Latest replies and responses…still nothing logical, all sounds made up in an attempt to sidestep the issue.
From Bubble:
Our engineering team confirmed that the metadata update is labeled incorrectly as “Condition Evaluation” when a recurring event runs after it is already set. After the recurring event runs, it schedules itself for the next date/time, which also triggers the metadata changes.
From me:
Could you please help me understand why the mislabeld ‘conditional evaluation’ charge of 0.63 WUs is nearly 6 times higher than the 0.1 WUs in the charge sheet for adding a new item to the scheduler?
From Bubble:
Our engineering team confirmed that the metadata update reads an item, which uses at least 0.015 WU + more for each byte, and then writes to the item, which uses 0.5 WU.
From me:
Now, I’m confused more. If this recent explanation about reading an item and then writing to the item is to explain the cost of the ‘lookup if existing recurring events exist’ that is okay, but the issue now is not that, it is the fact that the reply previously was about why after the first ‘set recurring event’ ran, which is when I’d expect a need to ‘lookup if existing recurring event exists’ would take place, so not during the ‘set recurring event’ but during the actual adding to the scheduler.

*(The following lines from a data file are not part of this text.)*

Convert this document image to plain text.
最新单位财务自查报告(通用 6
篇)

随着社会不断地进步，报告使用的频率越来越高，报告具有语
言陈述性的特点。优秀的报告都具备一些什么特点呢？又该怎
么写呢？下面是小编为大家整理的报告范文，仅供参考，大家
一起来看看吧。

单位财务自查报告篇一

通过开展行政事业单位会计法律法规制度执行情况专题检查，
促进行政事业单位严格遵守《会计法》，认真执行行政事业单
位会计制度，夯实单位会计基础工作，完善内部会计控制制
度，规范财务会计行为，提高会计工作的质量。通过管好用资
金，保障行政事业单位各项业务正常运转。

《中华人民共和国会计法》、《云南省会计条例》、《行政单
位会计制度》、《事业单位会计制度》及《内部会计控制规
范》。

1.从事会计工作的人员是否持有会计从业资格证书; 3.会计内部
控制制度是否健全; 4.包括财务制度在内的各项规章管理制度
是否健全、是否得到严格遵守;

I showed the screen shot and indicated that the same mislabeled metadata for conditional evaluation shows up during the actual running of the recurring event, whether that be the second, third, fourth run of that event, there is still this charge of 0.63/0.64 WUs for conditional evaluation. The most recent message prior to this indicated that was for adding the event to the scheduler, so my question was why is that cost of adding the event to the scheduler as displayed publicly the charge sheet of 0.10 WUs 1/6 the cost of what is experienced here at 0.63/0.64.

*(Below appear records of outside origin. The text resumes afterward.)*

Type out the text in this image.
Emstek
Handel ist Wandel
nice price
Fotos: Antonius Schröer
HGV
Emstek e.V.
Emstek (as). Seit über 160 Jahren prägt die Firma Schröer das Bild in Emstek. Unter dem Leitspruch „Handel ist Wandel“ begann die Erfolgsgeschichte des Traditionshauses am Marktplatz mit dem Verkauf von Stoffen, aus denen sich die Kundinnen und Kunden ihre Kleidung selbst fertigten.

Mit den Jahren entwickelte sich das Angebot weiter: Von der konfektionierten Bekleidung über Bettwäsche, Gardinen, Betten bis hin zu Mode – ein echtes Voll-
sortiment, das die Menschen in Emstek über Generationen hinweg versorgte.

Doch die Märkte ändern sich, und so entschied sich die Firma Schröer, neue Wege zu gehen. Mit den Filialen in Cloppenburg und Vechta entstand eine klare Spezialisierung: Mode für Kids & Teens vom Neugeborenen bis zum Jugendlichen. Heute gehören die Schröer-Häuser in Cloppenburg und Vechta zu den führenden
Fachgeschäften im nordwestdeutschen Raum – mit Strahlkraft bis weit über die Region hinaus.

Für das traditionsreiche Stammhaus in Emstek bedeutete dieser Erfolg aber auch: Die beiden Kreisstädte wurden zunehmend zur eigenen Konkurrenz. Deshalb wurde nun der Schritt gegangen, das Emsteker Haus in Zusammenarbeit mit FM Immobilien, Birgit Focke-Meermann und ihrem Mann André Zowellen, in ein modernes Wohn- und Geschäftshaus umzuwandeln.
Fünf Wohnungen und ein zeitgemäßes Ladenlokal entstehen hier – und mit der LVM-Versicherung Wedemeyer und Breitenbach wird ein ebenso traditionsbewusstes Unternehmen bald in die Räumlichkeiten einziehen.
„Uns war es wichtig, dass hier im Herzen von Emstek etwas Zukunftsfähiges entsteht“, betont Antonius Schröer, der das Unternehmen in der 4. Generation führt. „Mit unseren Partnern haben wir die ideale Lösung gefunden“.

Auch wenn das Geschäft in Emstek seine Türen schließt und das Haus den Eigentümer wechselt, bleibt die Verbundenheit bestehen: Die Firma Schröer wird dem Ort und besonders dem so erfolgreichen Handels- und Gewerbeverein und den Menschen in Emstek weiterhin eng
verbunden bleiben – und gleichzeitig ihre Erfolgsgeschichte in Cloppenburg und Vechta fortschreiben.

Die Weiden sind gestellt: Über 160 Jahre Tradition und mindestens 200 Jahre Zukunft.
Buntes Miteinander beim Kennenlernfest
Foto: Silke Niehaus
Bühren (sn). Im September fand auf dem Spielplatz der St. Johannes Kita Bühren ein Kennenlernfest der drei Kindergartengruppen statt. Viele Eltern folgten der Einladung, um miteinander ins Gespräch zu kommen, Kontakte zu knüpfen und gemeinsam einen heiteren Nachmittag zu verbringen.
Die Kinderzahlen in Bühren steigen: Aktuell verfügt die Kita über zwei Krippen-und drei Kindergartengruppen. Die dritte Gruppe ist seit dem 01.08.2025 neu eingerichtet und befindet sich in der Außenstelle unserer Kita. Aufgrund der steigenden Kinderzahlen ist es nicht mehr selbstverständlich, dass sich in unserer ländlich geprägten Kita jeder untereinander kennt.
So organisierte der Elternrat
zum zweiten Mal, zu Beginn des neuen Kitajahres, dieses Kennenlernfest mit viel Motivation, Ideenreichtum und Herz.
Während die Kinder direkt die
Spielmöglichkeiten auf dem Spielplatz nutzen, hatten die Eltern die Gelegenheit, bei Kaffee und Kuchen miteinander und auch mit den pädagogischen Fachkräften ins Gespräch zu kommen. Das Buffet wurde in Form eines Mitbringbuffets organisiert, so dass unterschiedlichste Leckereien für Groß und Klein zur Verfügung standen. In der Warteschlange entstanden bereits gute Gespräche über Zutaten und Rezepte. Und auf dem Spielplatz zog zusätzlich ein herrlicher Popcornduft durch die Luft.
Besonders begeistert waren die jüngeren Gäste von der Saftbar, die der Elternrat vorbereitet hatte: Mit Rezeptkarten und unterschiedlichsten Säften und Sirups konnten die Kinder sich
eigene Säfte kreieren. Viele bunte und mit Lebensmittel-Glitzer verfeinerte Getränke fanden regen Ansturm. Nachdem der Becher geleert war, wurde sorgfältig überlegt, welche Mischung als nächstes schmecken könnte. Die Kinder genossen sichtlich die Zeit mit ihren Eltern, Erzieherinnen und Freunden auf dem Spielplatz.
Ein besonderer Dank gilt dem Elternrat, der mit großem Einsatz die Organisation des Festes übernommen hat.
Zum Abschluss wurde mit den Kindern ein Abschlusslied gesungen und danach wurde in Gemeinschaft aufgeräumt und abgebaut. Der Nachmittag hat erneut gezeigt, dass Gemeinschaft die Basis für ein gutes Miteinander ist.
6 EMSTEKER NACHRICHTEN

Please do not conflate the two issues. I’m okay with the explanation that the conditional evaluation is mislabled, and is a ‘lookup if existing recurring event exists’ and that there may be a need to read an item at 0.15WUs and write to the item at 0.5WUs (even though that is 0.65 WUs and not the 0.63/0.64 expereinced) as happens when we run the set recurring event action, but that doesn’t seem necessary and is not the explanation for why that same charge is experienced on each run, as it was expressed it is for the adding item to scheduler once we get past the initial set recurring event.
So the question is why is it that on each successive run of the recurring event is there a charge of 0.63/0.64 WUs to simply add the event to the scheduler?

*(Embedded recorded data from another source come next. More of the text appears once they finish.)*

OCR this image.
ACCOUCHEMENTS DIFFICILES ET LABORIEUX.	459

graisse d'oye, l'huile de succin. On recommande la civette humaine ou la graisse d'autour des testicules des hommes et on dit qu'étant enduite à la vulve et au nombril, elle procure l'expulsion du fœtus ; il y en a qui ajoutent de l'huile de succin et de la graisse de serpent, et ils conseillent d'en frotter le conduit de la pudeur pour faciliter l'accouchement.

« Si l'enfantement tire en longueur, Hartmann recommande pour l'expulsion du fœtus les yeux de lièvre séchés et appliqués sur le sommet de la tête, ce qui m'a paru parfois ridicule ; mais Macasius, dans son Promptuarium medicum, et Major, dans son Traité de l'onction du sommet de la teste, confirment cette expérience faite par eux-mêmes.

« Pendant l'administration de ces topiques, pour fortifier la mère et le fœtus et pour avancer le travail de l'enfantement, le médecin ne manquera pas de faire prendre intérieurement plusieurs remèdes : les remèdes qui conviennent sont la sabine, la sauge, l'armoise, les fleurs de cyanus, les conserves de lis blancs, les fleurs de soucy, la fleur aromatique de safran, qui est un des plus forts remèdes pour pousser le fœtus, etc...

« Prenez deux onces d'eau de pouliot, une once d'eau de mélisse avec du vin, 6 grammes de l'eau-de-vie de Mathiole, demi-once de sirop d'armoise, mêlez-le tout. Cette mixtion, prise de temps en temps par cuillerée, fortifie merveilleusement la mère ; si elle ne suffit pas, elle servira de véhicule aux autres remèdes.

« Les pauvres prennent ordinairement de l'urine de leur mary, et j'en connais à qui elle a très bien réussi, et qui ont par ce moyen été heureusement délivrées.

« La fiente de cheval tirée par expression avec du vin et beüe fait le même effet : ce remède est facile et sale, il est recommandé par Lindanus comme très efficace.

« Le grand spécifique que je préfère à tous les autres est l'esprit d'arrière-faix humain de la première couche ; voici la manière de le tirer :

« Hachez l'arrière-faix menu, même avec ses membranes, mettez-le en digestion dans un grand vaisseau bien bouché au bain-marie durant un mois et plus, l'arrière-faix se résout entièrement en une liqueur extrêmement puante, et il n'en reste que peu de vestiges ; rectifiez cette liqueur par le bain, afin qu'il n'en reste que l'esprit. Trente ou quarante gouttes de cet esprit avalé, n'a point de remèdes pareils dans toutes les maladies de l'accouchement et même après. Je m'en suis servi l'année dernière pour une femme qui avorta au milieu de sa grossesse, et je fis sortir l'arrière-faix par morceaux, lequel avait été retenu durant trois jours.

Part of the issue is that the numbers don’t add up. And I am the type that believes numbers don’t lie. If the pricing sheet says adding to scheduler is 0.10 WUs I’d expect the adding to the scheduler for recurring events to also be 0.10 WUs. And I could understand that there may be an additional charge of 0.60WUs for running the ‘action’ (If I schedule a backend workflow it costs 0.60 WUs to run the action that is schedule backend worklfow plus 0.10 WUs for adding it to the scheduler). So if I saw the recurring event with a mislabeled charge of 0.70WUs of conditional evaluation for each successive run, I’d understand, but it is 0.63/0.64 WUs and not 0.70 WUs…nor did the explanation of it is the cost for adding to the scheduler include the idea that perhaps an ‘action run’ charge is also applied.
I feel like I’m not getting logical explanations, and this issue is not being addressed properly.
Surely Bubble is not leaving any money on the table. So if there is a need to update the metadata for each successive run with a cost of 0.15 for read and 0.5 for write plus the 0.10 to add to the scheduler, the cost should be 0.75WUs and not 0.63/0.64…I’m just looking for a logical explanation that has numbers that can add up, because something is off and it is not being addressed by Bubble.